今回の上編では、世界的には評価が高い日本の公的年金が、なぜ国内では国民からの不信が強いのか、その背景と不信の構造を生み出す「主役たち」にスポットを当てている。

まだ国民共通の理解が欠ける公的年金

──日本の公的年金保険のこれまでと現状をどのように評価するか。

まず、公的年金という制度が何をやっているのかについて共通の理解が必要だ。

その年に生み出された付加価値(財・サービス)を、所得という形で、継続的に収入の途絶している人に渡して、彼らの財・サービス消費を支えるのが年金だ。年金受給者の財・サービスの取り分を増やすためには、同じ時間を生きるそれ以外の人たちの取り分を減らす必要がある。こうしたゼロ・サム問題を扱う領域は、経済学の中では、分配、再分配問題と呼ばれ、プラス・サムの関係を築く余地がある領域を生産問題と呼ぶ。
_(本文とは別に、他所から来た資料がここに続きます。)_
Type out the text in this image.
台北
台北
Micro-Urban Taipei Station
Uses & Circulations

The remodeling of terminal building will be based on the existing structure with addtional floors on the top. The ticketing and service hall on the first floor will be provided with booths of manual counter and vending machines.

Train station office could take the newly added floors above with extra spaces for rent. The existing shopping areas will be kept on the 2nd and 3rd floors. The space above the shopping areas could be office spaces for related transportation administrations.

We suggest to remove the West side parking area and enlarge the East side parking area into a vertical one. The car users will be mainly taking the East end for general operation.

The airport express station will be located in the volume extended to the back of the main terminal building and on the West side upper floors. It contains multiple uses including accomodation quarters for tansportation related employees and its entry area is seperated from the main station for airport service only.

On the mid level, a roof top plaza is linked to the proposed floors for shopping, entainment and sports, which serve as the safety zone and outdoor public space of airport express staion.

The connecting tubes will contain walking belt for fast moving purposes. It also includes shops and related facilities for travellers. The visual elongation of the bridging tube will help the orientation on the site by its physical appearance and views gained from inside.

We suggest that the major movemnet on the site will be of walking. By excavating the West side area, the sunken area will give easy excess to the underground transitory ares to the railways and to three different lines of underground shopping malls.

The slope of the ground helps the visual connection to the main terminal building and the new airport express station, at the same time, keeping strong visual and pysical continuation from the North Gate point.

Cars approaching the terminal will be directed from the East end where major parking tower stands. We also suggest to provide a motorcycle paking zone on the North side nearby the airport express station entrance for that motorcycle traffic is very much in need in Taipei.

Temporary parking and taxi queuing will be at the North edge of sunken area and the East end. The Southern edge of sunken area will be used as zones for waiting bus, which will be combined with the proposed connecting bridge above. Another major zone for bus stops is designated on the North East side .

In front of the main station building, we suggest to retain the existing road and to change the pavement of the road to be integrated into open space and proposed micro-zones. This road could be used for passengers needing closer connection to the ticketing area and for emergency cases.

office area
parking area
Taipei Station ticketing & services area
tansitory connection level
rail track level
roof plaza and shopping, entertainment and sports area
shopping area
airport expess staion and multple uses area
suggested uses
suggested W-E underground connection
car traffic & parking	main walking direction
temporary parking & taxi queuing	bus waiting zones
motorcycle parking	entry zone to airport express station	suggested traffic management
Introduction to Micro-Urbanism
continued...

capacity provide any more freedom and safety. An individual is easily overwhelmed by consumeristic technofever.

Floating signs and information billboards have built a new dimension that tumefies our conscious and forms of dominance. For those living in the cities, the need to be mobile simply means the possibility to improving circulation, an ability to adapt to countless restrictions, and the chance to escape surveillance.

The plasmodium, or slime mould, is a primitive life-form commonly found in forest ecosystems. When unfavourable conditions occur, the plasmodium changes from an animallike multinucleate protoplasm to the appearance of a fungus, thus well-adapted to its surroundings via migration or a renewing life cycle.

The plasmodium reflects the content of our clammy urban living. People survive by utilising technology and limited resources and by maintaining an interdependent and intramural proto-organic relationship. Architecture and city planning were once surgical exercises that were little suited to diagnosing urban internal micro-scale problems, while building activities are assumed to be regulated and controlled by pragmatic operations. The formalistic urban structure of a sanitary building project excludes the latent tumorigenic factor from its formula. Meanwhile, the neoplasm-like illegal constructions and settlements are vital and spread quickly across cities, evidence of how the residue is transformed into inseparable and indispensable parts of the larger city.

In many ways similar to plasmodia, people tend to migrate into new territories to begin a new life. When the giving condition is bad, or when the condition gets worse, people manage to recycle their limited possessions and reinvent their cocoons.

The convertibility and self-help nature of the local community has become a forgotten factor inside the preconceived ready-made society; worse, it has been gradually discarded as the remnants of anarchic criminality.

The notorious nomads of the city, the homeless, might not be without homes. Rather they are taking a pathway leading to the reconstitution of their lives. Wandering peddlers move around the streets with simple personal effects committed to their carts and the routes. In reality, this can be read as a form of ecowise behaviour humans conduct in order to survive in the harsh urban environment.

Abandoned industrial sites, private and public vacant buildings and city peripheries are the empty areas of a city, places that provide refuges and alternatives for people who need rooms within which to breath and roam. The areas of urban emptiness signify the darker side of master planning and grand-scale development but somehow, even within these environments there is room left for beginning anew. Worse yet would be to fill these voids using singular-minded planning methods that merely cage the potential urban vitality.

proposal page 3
基礎年金の保険料拠出期間を40年から45年にするという制度改革案の話も、その年に生み出された付加価値のうち、基礎年金の取り分を40分の45(1.125倍)倍に増やすという分配の話だ。

いま現役期の人もいずれは高齢期に入り年金受給者になる。自分の高齢期の生活を今の制度で想定されているよりも豊かにするために、多くの人がまだ働いている65歳までの自分の現役期と高齢期の所得の分配を見直してはどうだろうか――問われていることは、そういう話だ(なお、厚生年金に入っている場合、今でも18.3%(労使折半)の保険料率で70歳になるまで被保険者でいることができるが、給付額の半分は国庫負担である基礎年金への拠出期間は40年が上限。それ以降は、報酬比例部分<国庫負担なし>のみへの拠出となる)。

年金の世界で”支え手を増やす”という言葉は意味がなく、長く、多く保険料を払ったら、自分の年金が増える。ただそれだけのことだから、年金の世界で“支え手を増やす”という言葉は使わないことだ。
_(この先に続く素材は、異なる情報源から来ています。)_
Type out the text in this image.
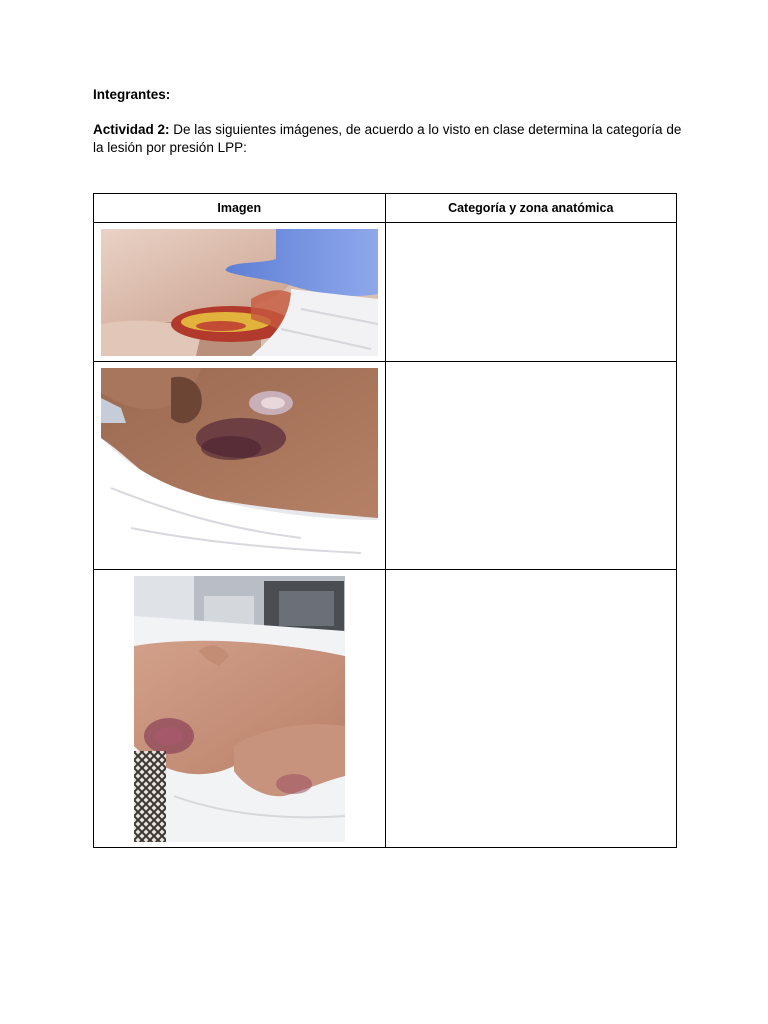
Integrantes:
Actividad 2: De las siguientes imágenes, de acuerdo a lo visto en clase determina la categoría de la lesión por presión LPP:
Imagen	Categoría y zona anatómica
もっとも、生産よりも分配のほうがはるかに政治的調整の難易度が高く、再分配制度である公的年金保険の構築はこれまで最難関の課題であったであろう。2022年12月、韓国の厚労次官・年金局グループが訪ねてきて、彼らは、既裁定年金(すでに年金を受け取っている高齢者たちの年金)をも給付調整の対象とし、支給開始年齢の引き上げを死語(無意味)とした2004年改革をどうして実現できたのかと、私を含めていろんなところで聞いていた。

その答えはよくわからないが、彼らの大きな関心の1つでもあり、彼らがこれから取りかかろうとしている被用者年金の一元化という難題も、31年をかけて2015年にやり遂げている日本の公的年金は、広く世界からも高く評価されているという事実はある。
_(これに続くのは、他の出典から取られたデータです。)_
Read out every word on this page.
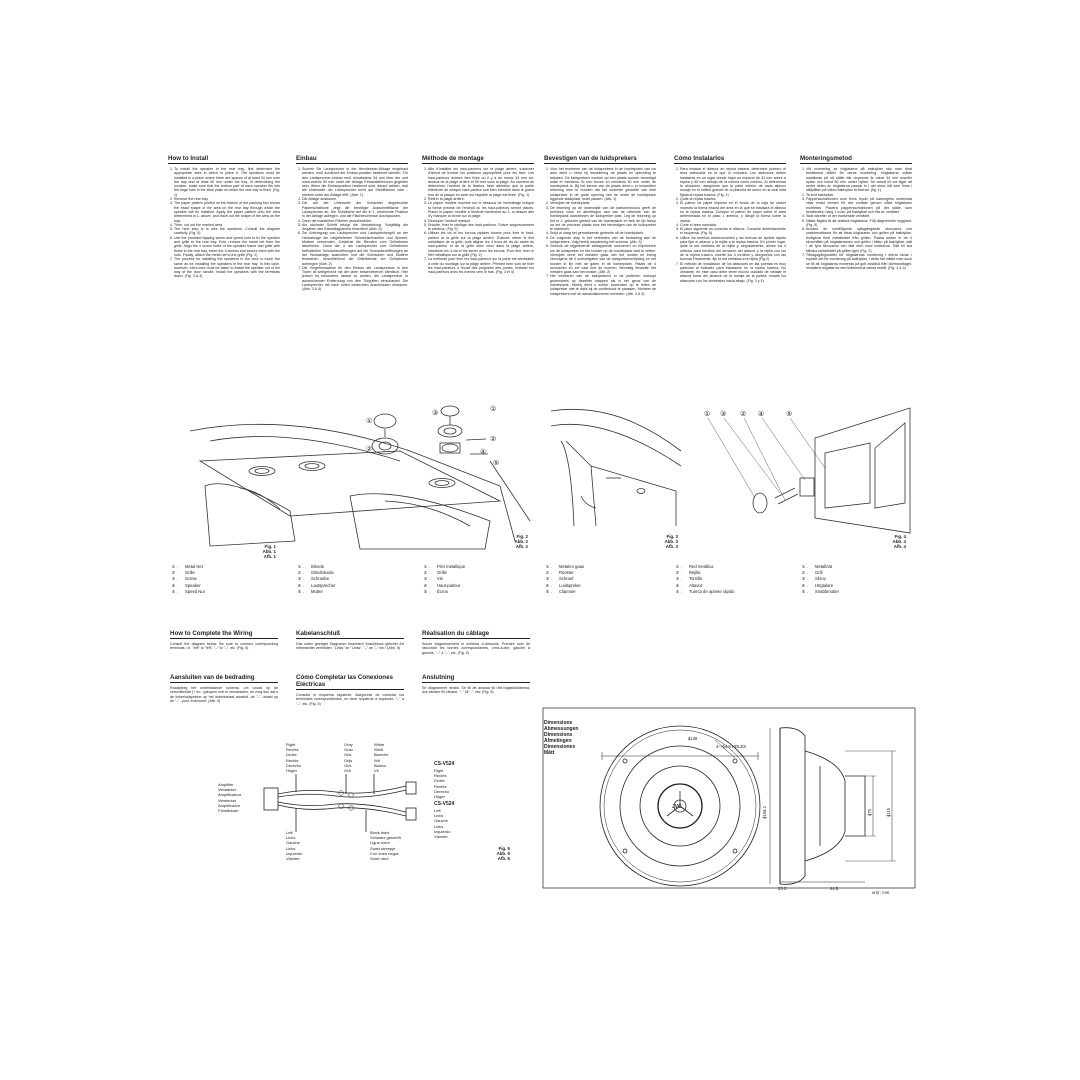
How to Install
1. To install the speaker in the rear tray, first determine the appropriate area in which to place it. The speakers must be installed in a place where there are spaces of at least 34 mm over the tray and at least 50 mm under the tray. In determining the location, make sure that the bottom part of each speaker fits into the large hole in the steel plate on which the rear tray is fixed. (Fig. 1)
2. Remove the rear tray.
3. The paper pattern printed on the bottom of the packing box shows the exact shape of the area on the rear tray through which the speaker will be installed. Apply the paper pattern onto the area determined in 1. above, and trace out the shape of the area on the tray.
4. Then, cut out the marked area.
5. The next step is to wire the speakers. Consult the diagram carefully. (Fig. 5)
6. Use the provided tapping screw and speed nuts to fix the speaker and grille to the rear tray. First, remove the metal net from the grille. Align the 4 screw holes of the speaker frame and grille with those in the rear tray, insert the 4 screws and secure them with the nuts. Finally, attach the metal net to the grille.(Fig. 2)
7. The process for installing the speakers in the door is much the same as for installing the speakers in the rear tray. In this case, however, extra care must be taken to install the speaker out of the way of the door handle. Install the speakers with the terminals down. (Fig. 3 & 4)
Einbau
1. Suchen Sie Lautsprecher in der Heckfenster-Ablage eingebaut werden, muß zunächst der Einbau-position bestimmt werden. Für den Lautsprecher-einbau muß mindestens 34 mm über der und mind-estens 50 mm unter der Ablage Einbautiefenraum gegeben sein. Wenn die Einbauposition bestimmt wird, darauf achten, daß die Unterseite der Lautsprecher nicht auf Stahlflächen oder -streben unter der Ablage trifft. (Abb. 1)
2. Die Ablage ausbauen.
3. Die auf der Unterseite der Schachtel abgedruckte Papierschablone zeigt die benötigte Ausschnittfläche der Lautsprecher an. Die Schablone auf die in 1. bestimmte Position in der Ablage auflegen, und die Flächenumrisse durchpausen.
4. Dann die markierten Flächen ausschneiden.
5. Als nächster Schritt erfolgt die Verkabelung. Sorgfältig die Angaben des Kabeldiagramms beachten! (Abb. 5)
6. Zur Anbringung von Lautsprecher und Lautsprechergrill an der Heckablage die mitgelieferten Schneidschrauben und Speziel-Muttern verwenden. Zunächst die Blenden vom Grillrahmen abnehmen. Dann die 4 am Lautsprecher und Grillrahmen befindlichen Schraubenöffnungen auf die Schraubenöffnungen an der Heckablage ausrichten und die Schrauben und Muttern festziehen. Anschließend die Gitterblende am Grillrahmen anbringen (Abb. 2)
7. Die Vorgehensweise für den Einbau der Lautsprecher in den Türen ist weitgehend mit der oben beschriebenen identisch. Hier jedoch ist besonders darauf zu achten, die Lautsprecher in ausreichender Entfernung von den Türgriffen einzubauen! Die Lautsprecher mit nach unten weisenden Anschlüssen einbauen. (Abb. 3 & 4)
Méthode de montage
1. Afin d'installer les haut-parleurs sur la plage arrière, s'assurer d'abord de trouver les positions appropriées pour les fixer. Les haut-parleurs doivent être fixés où il y a au moins 34 mm au-dessus de la plage arrière et 50 mm sous la plage. Au moment de déterminer l'endroit de la fixation, faire attention que la partie inférieure de chaque haut-parleur soit bien introduit dans le grand trou de la plaque en acier sur laquelle la plage est fixée. (Fig. 1)
2. Retirer la plage arrière.
3. Le papier modèle imprimé sur le dessous de l'emballage indique la forme précise de l'endroit où les haut-parleurs seront placés. Placer le papier modèle à l'endroit mentionné au 1. ci-dessus afin d'y marquer la forme sur la plage.
4. Découper l'endroit marqué.
5. Ensuite, fixer le câblage des haut-parleurs. Suivre soigneusement le schéma. (Fig. 5)
6. Utiliser les vis et les écrous rapides fournis pour fixer le haut-parleur et la grille sur la plage arrière. D'abord, retirer le filet métallique de la grille, puis aligner les 4 trous de vis du cadre du haut-parleur et de la grille avec ceux dans la plage arrière, introduire les 4 vis et les serrer avec les écrous. Pour finir, fixer le filet métallique sur la grille (Fig. 2)
7. La méthode pour fixer les haut-parleurs sur la porte est semblable à celle du montage sur la plage arrière. Prendre bien soin de fixer les haut-parleurs à l'écart des poignées des portes. Installer les haut-parleurs avec les bornes vers le bas. (Fig. 3 et 4)
Bevestigen van de luidsprekers
1. Voor het monteren van de luidsprekers in de hoedeplank van uw auto dient u eerst bij benadering de plaats en oplichting te bepalen. De luidsprekers moeten op een plaats worden bevestigd waar er minstens 34 mm boven en minstens 50 mm onder de hoedeplank is. Bij het kiezen van de plaats dient u er bovendien rekening mee te houden dat het onderste gedeelte van elke luidspreker in de grote opening van de onder de hoedeplank liggende staalplaat, moet passen. (Afb. 1)
2. Verwijder de hoedeplank.
3. De tekening op de onderzijde van de kartonnendoos geeft de precieze vorm en afmetingen aan van de uitsnede van de hoedeplank waarbinnen de luidspreker past. Leg de tekening op het in 1. gekozen gebied van de hoedeplank en trek de lijn framp na om de precieze plaats voor het bevestigen van de luidspreker te markeren.
4. Snijd of zaag het gemarkeerde gedeelte uit de hoedeplank.
5. De volgende stap is het verbinden van de bedrading aan de luidsprekers. Volg hierbij nauwkeurig het schema. (Afb. 5)
6. Gebruik de bijgeleverde zelftappende schroeven en klipmoeren om de luidspreker en het rooster op de hoedeplank vast te zetten. Verwijder eerst het metalen gaas van het rooster en breng vervolgens de 4 schroefgaten van de luidsprekeromlijsting en het rooster in lijn met de gaten in de hoedeplank. Plaats de 4 schroeven en zet vast met de moeren. Bevestig tenslotte het metalen gaas aan het rooster. (Afb. 2)
7. Het monteren van de luidsprekers in de portieren verloopt grotendeels op dezelfde stappen als in het geval van de hoedeplank. Hierbij dient u echter bovendien op te letten de luidspreker niet te dicht bij de portierknok te plaatsen. Monteer de luidsprekers met de aansluitklemmen beneden. (Afb. 3 & 4)
Cómo Instalarlos
1. Para instalar el altavoz en repisa trasera, determine primero el área adecuada en la que lo colocará. Los altavoces deben instalarse en un lugar donde haya un espacio de 34 mm sobre a repisa y 50 mm debajo de la misma como mínimo. Al determinar la ubicación, asegúrese que la parte inferior de cada altavoz encaje en el orificio grande de la plancha de acero en la cual está fijada la repisa trasera. (Fig. 1)
2. Quite la repisa trasera.
3. El patrón de papel impreso en el fondo de la caja de cartón muestra la forma exacta del área en la que se instalará el altavoz en la repisa trasera. Coloque el patrón de papel sobre el área determinada en el paso 1 anterior, y dibuje la forma sobre la repisa.
4. Corte el área marcada.
5. El paso siguiente es conectar el altavoz. Consulte detenidamente el esquema. (Fig. 5)
6. Utilice los tornillos autorroscantes y las tuercas de apriete rápido para fijar el altavoz y la rejilla a la repisa trasera. En primer lugar, quite la red metálica de la rejilla y, seguidamente, alinee los 4 orificios para tornillos del armazón del altavoz y la rejilla con los de la repisa trasera, inserte los 4 tornillos y asegúrelos con las tuercas.Finalmente, fije la red metálica a la rejilla (Fig.2)
7. El método de instalación de los altavoces en las puertas es muy parecido al indicado para instalarlos en la repisa trasera. No obstante, en este caso debe tener mucho cuidado de instalar el altavoz fuera del alcance de la manija de la puerta. Instale los altavoces con los terminales hacia abajo. (Fig. 3 y 4)
Monteringsmetod
1. Vid montering av högtalarna på bakhyllan ska man först bestämma stället för deras montering. Högtalarna måste installeras på ett ställe där utrymmet är minst 34 mm ovanför hyllan och minst 50 mm under hyllan. Se också till vid läget att nedre delen av högtalarna passar in i det stora hål som finns i stålplåten på vilken bakhyllan är fixerad. (fig. 1)
2. Ta bort bakhyllan.
3. Pappersschablonen som finns tryckt på kartongens undersida visar exakt formen för det område genom vilket högtalaren monteras. Placera pappersschablonen på det ställe, som bestämdes i steg 1 ovan, på bakhyllan och rita av området.
4. Skär därefter ut det markerade området.
5. Nästa åtgärd är att ansluta högtalarna. Följ diagrammet noggrant. (Fig. 5)
6. Använd de medföljande självgängande skruvarna och snabbmuttrarna för att fästa högtalaren och grillen på bakhyllan. Avlägsna först metallnätet från grillen. Passa sedan in de 4 skruvhålen på högtalarramen och grillen i hålen på bakhyllan, sätt i de fyra skruvarna och fäst dem med muttrarna. Sätt till sist tillbaka metallnätet på grillen igen (Fig. 2)
7. Tillvägagångssättet för högtalarnas montering i dörrar liknar i mycket det för montering på bakhyllan. I detta fall måste man dock se till att högtalarna monteras på gott avstånd från dörrhandtaget. Installera högtalarna med klämmorna vända nedåt. (Fig. 3 & 4)
①
②
③	①
②
④
⑤
Fig. 1
Abb. 1
Afb. 1
Fig. 2
Abb. 2
Afb. 2
Fig. 3
Abb. 3
Afb. 3
① ③ ② ④	⑤
Fig. 4
Abb. 4
Afb. 4
① . Metal Net
② . Grille
③ . Screw
④ . Speaker
⑤ . Speed Nut
① . Blende
② . Gitterblende
③ . Schraube
④ . Lautsprecher
⑤ . Mutter
① . Filet métallique
② . Grille
③ . Vis
④ . Haut-parleur
⑤ . Écrou
① . Metalen gaas
② . Rooster
③ . Schroef
④ . Luidspreker
⑤ . Clipmoer
① . Red metálica
② . Rejilla
③ . Tornillo
④ . Altavoz
⑤ . Tuerca de apriete rápido
① . Metallnät
② . Grill
③ . Skruv
④ . Högtalare
⑤ . Snabbmutter
How to Complete the Wiring

Consult the diagram below. Be sure to connect corresponding terminals, i.e. "left" to "left", "–" to "–", etc. (Fig. 5)

Kabelanschluß

Das unten gezeigte Diagramm beachten! Anschlüsse gleicher Art miteinander verbinden: "Links" an "Links", "–" an "–" etc.! (Abb. 5)

Réalisation du câblage

Suivre soigneusement le schéma ci-dessous. Prendre soin de raccorder les bornes correspondantes, c'est-à-dire, gauche à gauche, "–" à "–", etc. (Fig. 5)

Aansluiten van de bedrading

Raadpleeg het onderstaande schema. Let vooral op de verschillende (+ en –)pluspen met te verwisselen, en zorg dus dat u de linkerluidspreker op het linkerkanaal aansluit, de "–" -draad op de "–" -pool, enzovoort. (Afb. 5)

Cómo Completar las Conexiones Eléctricas

Consulte el esquema siguiente. Asegúrese de conectar los terminales correspondientes, es decir izquierdo a izquierdo, "–" a "–", etc. (Fig. 5)

Anslutning

Se diagrammet nedan. Se till att ansluta till rätt högtalarklämma, dvs vänster till vänster, "–" till "–" osv. (Fig. 5)

Right
Rechts
Droite
Rechts
Derecho
Höger
Gray
Grau
Gris
Grijs
Gris
Grå
White
Weiß
Blanche
Wit
Blanco
Vit
CS-V524
Right
Rechts
Droite
Rechts
Derecho
Höger
Amplifier
Verstärker
Amplificateur
Versterker
Amplificador
Förstärkare
CS-V524
Left
Links
Gauche
Links
Izquierdo
Vänster
Left
Links
Gauche
Links
Izquierdo
Vänster
Black lined
Schwarz gestreift
Ligne noire
Zwart streepje
Con línea negra
Svart rand
Fig. 5
Abb. 5
Afb. 5
Dimensions
Abmessungen
Dimensions
Afmetingen
Dimensiones
Mått
ϕ138
4—ϕ4.5 HOLES
JVC	ϕ168.2	ϕ75	ϕ115
23.3	44.5
unit : mm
たとえば、IMF(国際通貨基金)の年金セミナーでIMF財政局長のガスパール氏(元ポルトガル財務大臣)は、「日本の年金制度は、過去20年にわたり、諸データを開示し、改革されてきた。年金額はマクロ経済指標などに連動する仕組みとし、制度の持続可能性を高めたうえで、世代間分配構造にもメスを入れている。日本の年金制度は評価でき、年金のベストプラクティスの1つ」と評価している。